Dykes was born in Washington, D.C., on August 13, 1893, the daughter of Martha Ann (née Howard) and James Stanley Dykes. She attended M Street High School (later renamed Dunbar High School). She graduated summa cum laude from Howard University with a B.A. in 1914. While attending Howard University, where several family members had studied, Eva was initiated into the Alpha chapter of Delta Sigma Theta. At the end of her last semester she was awarded Alpha Kappa Alpha sorority's first official scholarship. After a short stint of teaching at Walden University in Nashville, Tennessee, Dykes attended Radcliffe College graduating magna cum laude with a second B.A. in 1917 and a M.A in 1918. While at Radcliffe she was elected to Phi Beta Kappa.
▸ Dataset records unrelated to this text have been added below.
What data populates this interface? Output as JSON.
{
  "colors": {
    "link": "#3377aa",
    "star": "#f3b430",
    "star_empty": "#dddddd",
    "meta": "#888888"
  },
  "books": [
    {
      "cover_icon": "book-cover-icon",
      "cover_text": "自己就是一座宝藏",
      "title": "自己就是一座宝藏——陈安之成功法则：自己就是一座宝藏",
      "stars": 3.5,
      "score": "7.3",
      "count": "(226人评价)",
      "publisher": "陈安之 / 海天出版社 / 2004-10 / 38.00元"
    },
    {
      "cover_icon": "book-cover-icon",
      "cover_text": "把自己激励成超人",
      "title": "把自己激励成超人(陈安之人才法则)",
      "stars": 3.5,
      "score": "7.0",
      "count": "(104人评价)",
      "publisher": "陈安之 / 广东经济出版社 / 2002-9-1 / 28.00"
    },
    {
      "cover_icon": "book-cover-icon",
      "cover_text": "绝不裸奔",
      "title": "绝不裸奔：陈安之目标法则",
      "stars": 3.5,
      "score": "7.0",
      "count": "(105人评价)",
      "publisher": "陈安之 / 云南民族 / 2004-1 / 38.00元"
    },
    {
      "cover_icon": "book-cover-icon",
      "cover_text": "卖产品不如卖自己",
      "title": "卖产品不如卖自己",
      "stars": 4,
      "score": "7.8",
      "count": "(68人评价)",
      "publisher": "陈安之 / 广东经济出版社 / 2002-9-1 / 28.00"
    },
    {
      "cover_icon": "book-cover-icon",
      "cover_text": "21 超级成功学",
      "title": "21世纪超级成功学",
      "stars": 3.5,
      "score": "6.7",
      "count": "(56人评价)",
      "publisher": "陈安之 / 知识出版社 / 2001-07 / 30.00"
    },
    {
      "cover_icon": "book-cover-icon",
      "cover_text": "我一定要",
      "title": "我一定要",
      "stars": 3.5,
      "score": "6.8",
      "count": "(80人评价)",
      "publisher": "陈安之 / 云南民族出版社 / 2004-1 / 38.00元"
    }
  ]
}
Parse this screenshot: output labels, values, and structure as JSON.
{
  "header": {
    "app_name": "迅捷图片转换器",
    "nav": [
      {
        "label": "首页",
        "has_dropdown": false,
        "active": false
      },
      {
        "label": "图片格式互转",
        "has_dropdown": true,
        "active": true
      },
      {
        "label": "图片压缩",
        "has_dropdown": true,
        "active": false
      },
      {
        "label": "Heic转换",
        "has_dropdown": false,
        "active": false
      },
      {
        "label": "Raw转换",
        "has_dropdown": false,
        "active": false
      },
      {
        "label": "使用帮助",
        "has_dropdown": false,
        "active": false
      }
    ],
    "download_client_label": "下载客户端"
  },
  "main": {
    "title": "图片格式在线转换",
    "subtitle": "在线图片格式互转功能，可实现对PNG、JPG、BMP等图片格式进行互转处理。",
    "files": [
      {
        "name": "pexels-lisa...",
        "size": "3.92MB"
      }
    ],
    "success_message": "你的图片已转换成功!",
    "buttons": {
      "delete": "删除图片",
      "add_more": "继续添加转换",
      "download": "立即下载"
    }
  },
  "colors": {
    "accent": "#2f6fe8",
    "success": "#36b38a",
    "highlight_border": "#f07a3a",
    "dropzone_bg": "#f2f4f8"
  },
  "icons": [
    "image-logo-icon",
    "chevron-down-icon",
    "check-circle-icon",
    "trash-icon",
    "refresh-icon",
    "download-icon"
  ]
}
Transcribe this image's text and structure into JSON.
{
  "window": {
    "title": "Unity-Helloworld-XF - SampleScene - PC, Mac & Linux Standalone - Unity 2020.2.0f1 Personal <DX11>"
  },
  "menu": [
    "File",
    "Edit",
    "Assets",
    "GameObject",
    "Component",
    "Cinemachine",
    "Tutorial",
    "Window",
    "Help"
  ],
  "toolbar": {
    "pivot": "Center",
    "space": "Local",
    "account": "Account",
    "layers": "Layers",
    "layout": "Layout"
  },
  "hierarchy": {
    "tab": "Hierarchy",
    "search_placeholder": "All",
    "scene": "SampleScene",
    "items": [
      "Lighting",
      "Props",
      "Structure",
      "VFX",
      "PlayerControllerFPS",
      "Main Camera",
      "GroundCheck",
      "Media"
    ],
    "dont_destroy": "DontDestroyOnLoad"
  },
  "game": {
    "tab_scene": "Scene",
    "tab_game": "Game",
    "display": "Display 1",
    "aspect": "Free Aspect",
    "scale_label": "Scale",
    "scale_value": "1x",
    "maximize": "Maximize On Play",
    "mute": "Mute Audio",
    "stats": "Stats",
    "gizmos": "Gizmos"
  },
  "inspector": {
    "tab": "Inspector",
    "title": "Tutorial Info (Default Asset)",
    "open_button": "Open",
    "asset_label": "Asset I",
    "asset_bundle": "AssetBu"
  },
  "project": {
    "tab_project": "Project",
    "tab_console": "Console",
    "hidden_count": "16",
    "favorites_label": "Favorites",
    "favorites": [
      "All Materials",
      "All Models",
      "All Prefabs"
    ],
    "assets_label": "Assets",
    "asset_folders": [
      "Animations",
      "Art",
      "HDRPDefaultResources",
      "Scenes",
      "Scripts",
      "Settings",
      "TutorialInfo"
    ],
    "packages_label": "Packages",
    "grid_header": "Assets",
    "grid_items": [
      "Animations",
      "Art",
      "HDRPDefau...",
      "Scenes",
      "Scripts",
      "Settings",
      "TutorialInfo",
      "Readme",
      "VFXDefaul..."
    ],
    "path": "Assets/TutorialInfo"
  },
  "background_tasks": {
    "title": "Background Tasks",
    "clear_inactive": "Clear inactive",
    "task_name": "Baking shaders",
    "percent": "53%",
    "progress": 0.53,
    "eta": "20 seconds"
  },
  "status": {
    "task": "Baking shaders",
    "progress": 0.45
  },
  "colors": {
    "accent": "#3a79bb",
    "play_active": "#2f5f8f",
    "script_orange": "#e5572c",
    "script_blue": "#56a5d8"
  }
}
In 1920 Dykes began teaching at Dunbar High School, and in 1921 she received a PhD from Radcliffe (now a part of Harvard University). Her dissertation was titled “Pope and His influence in America from 1715 to 1815”, and explored the attitudes of Alexander Pope towards slavery and his influence on American writers. Dykes was the first black American woman to complete the requirements for a doctoral degree; however, because Radcliffe College held its graduation ceremonies later in the spring, she was the third to graduate, behind Sadie Tanner Mossell Alexander (1921, University of Pennsylvania) and Georgiana R. Simpson (1921, University of Chicago).

==Career==

After her graduation from Radcliffe in 1921, Dykes continued to teach at Dunbar High School until 1929 when she returned to Howard University as a member of the English Faculty. An excellent teacher, Dykes won a number of teaching awards during her 15 years of service at Howard University. Her publications include Readings from Negro Authors for Schools and Colleges co-authored with Lorenzo Dow Turner and Otelia Cromwell (1931) and The Negro in English Romantic Thought: Or a Study in Sympathy for the Oppressed (1942). In 1934 Dykes began writing a column in the Seventh-day Adventist periodical Message Magazine, this continued until 1984.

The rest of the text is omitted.